Coordination of production planning and distribution in closed-loop supply chains


NEURAL COMPUTING & APPLICATIONS, vol.32, no.17, pp.13605-13623, 2020 (Journal Indexed in SCI) identifier identifier

  • Publication Type: Article / Article
  • Volume: 32 Issue: 17
  • Publication Date: 2020
  • Doi Number: 10.1007/s00521-020-04770-5
  • Page Numbers: pp.13605-13623


A closed-loop supply chain structure organises material and information flows from origin points to consumption points, including production, recycling, disposal, and other reverse logistic activities. Some integration problems arise with this structure including production, inventory, location, routing, distribution, collection, recycling, and routing. The integration problems that are facing scientific researchers include inventory routing, location routing, and location inventory.
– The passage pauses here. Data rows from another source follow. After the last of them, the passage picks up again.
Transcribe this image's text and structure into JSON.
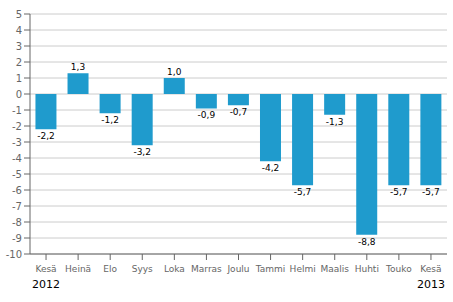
{
  "chart_data": {
    "type": "bar",
    "categories": [
      "Kesä",
      "Heinä",
      "Elo",
      "Syys",
      "Loka",
      "Marras",
      "Joulu",
      "Tammi",
      "Helmi",
      "Maalis",
      "Huhti",
      "Touko",
      "Kesä"
    ],
    "values": [
      -2.2,
      1.3,
      -1.2,
      -3.2,
      1.0,
      -0.9,
      -0.7,
      -4.2,
      -5.7,
      -1.3,
      -8.8,
      -5.7,
      -5.7
    ],
    "value_labels": [
      "-2,2",
      "1,3",
      "-1,2",
      "-3,2",
      "1,0",
      "-0,9",
      "-0,7",
      "-4,2",
      "-5,7",
      "-1,3",
      "-8,8",
      "-5,7",
      "-5,7"
    ],
    "color": "#1f9bcd",
    "ylim": [
      -10,
      5
    ],
    "yticks": [
      -10,
      -9,
      -8,
      -7,
      -6,
      -5,
      -4,
      -3,
      -2,
      -1,
      0,
      1,
      2,
      3,
      4,
      5
    ],
    "grid": true,
    "data_labels": true,
    "annotations": [
      {
        "text": "2012",
        "x": 0
      },
      {
        "text": "2013",
        "x": 12
      }
    ]
  }
}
This study considers the integration problem of a closed-loop supply chain for the production, distribution, collection, and recycling quantities, along with the distribution and collection routes for each time period of a finite planning horizon. We refer to this problem as the "Closed-Loop Supply Chain Integrated Production-Inventory-Distribution-Routing Problem" (CLSC-PRP). A mathematical model is proposed that is the first to determine both quantities and routes for the CLSC-PRP simultaneously. As the problem is known to be NP-hard in terms of computational complexity, a simulated annealing-based decomposition heuristic is developed for solving large-scale CLSC-PRP instances. The results of the proposed mathematical model for the CLSC-PRP are compared with the results of the developed heuristic and two separate models that manage forward and backward production routing problems. An extensive comparative study indicated the following: (i) the proposed model was able to reduce the cost required for operating the total supply chain by an average of 12%, along with providing a positive impact on the environment and (ii) the proposed heuristic is able to generate solutions that are close to optimal in most cases.